Em versão apresentada à polícia, o deputado paulista alegou que a ex-companheira é lutadora profissional de muay thai, que o teria provocado e que ele agiu “com o fim de se proteger”. Ao apreciar o caso no Conselho de Ética, o relator do processo, deputado Albuquerque (Republicanos-RR), disse que não teria havido quebra de decoro parlamentar e que preferia esperar o trânsito em julgado do processo criminal contra Da Cunha para avaliar melhor o caso. Albuquerque recomendou que houvesse apenas uma censura verbal ao pepista, aprovada pelo colegiado em maio de 2024, por 13 votos a cinco. Na sequência, o processo foi arquivado.
Chiquinho Brazão
Protagonista do caso policial mais midiático do último ano no Congresso, o deputado Chiquinho Brazão (sem partido-RJ) foi preso preventivamente em março de 2024 pela Polícia Federal, a mando do STF, sob a suspeita de ser um dos mandantes do assassinato da vereadora Marielle Franco (Psol-RJ), ocasião em que também foi vitimado o motorista Anderson Gomes.
Cinco meses após a prisão de Brazão, o Conselho de Ética aprovou uma recomendação de perda de mandato do parlamentar. O placar ficou em 15 votos favoráveis, um contrário e uma abstenção, mas o deputado carioca não chegou a ser cassado porque o processo ainda não foi apreciado pelo plenário.

Glauber Braga
Alvo do caso mais impactante do atual momento, o psolista Glauber Braga (RJ) teve uma recomendação de cassação de mandato aprovada pelo conselho na quarta (9), por 13 votos a cinco. Ele enfrenta uma denúncia apresentada pelo partido Novo por quebra de decoro. O objeto de alegação é uma situação em que, em abril de 2024, Braga bateu boca e se envolveu em agressões físicas, nas dependências da Câmara, com um militante de extrema direita que atacou a sua mãe. A ocorrência veio após diferentes ocasiões em que o deputado fluminense foi alvo de ofensas por parte do militante durante ações políticas de rua do seu mandato no Rio de Janeiro.

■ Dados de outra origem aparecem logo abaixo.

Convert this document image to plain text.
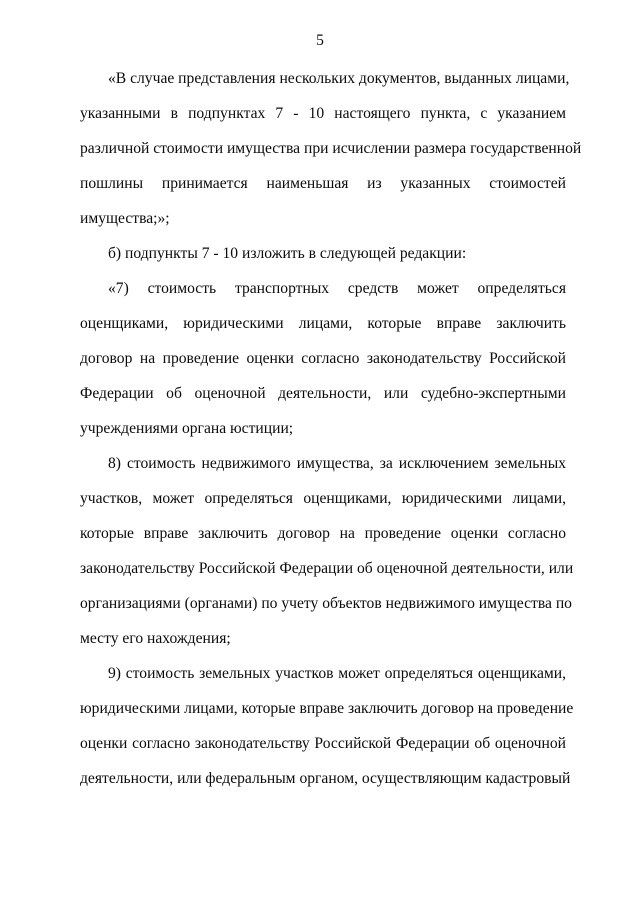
5
«В случае представления нескольких документов, выданных лицами,
указанными в подпунктах 7 - 10 настоящего пункта, с указанием
различной стоимости имущества при исчислении размера государственной
пошлины принимается наименьшая из указанных стоимостей
имущества;»;
б) подпункты 7 - 10 изложить в следующей редакции:
«7) стоимость транспортных средств может определяться
оценщиками, юридическими лицами, которые вправе заключить
договор на проведение оценки согласно законодательству Российской
Федерации об оценочной деятельности, или судебно-экспертными
учреждениями органа юстиции;
8) стоимость недвижимого имущества, за исключением земельных
участков, может определяться оценщиками, юридическими лицами,
которые вправе заключить договор на проведение оценки согласно
законодательству Российской Федерации об оценочной деятельности, или
организациями (органами) по учету объектов недвижимого имущества по
месту его нахождения;
9) стоимость земельных участков может определяться оценщиками,
юридическими лицами, которые вправе заключить договор на проведение
оценки согласно законодательству Российской Федерации об оценочной
деятельности, или федеральным органом, осуществляющим кадастровый
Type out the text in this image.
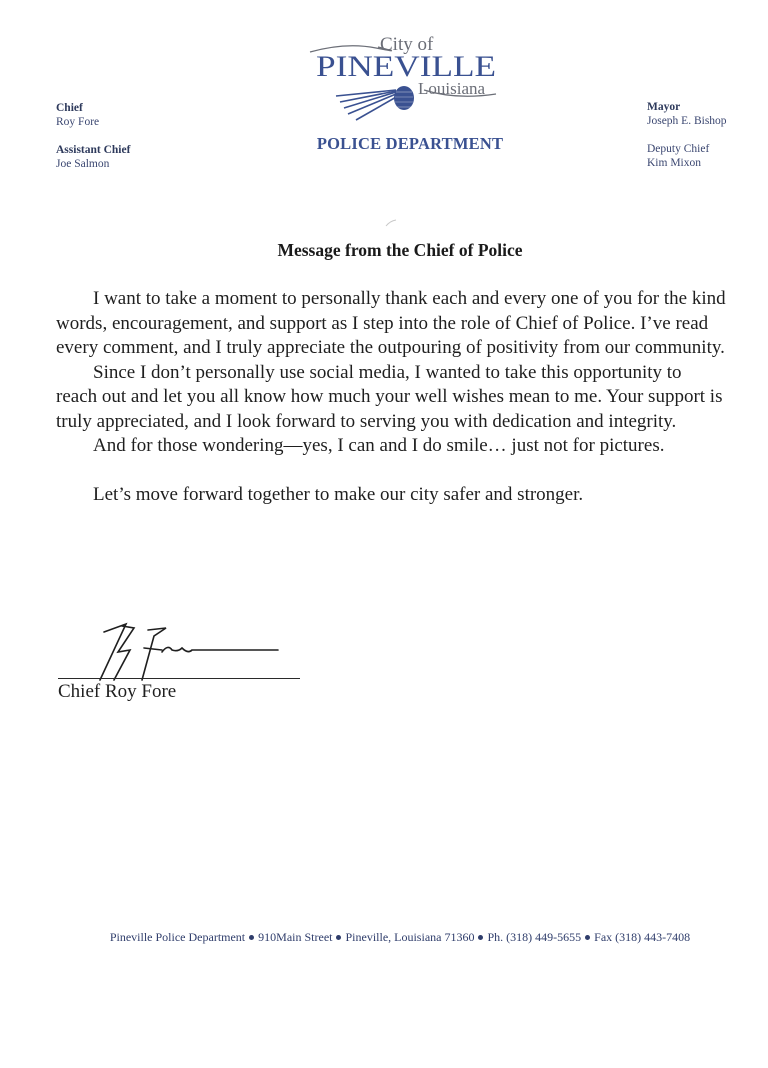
Chief
Roy Fore
Assistant Chief
Joe Salmon
Mayor
Joseph E. Bishop
Deputy Chief
Kim Mixon
City of
PINEVILLE
Louisiana
POLICE DEPARTMENT
Message from the Chief of Police

I want to take a moment to personally thank each and every one of you for the kind words, encouragement, and support as I step into the role of Chief of Police. I’ve read every comment, and I truly appreciate the outpouring of positivity from our community.

Since I don’t personally use social media, I wanted to take this opportunity to reach out and let you all know how much your well wishes mean to me. Your support is truly appreciated, and I look forward to serving you with dedication and integrity.

And for those wondering—yes, I can and I do smile… just not for pictures.

Let’s move forward together to make our city safer and stronger.

Chief Roy Fore
Pineville Police Department 910Main Street Pineville, Louisiana 71360 Ph. (318) 449-5655 Fax (318) 443-7408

O processo político que envolve Braga ainda está em curso na Câmara. O parlamentar anunciou que irá recorrer à Comissão de Constituição e Justiça (CCJ), à qual cabe avaliar questionamentos de ordem processual. Na sequência, o caso deve ir a plenário, onde o regimento exige 257 votos para que seja aprovado um parecer do Conselho de Ética.
Outros
Houve ainda uma série de outras representações por quebra de decoro que tiveram destino diferente dentro da Câmara dos Deputados. Foi o que ocorreu, por exemplo, com a deputada Carla Zambelli (PL-SP), que se tornou ré no Supremo em 2023 por conta do episódio em que, às vésperas do segundo turno das eleições de 2022, perseguiu o jornalista Luan Araújo e sacou um revólver contra ele após um bate boca ocorrido em ato político em São Paulo (SP). O caso foi objeto de denúncia apresentada em outubro do mesmo ano pelo Psol à Câmara. O partido alegou “conduta atentatória contra o decoro parlamentar”, mas o processo não chegou à apreciação do Conselho de Ética porque não foi encaminhado ao órgão pela mesa diretora da Casa, à época comandada por Arthur Lira (PP-AL).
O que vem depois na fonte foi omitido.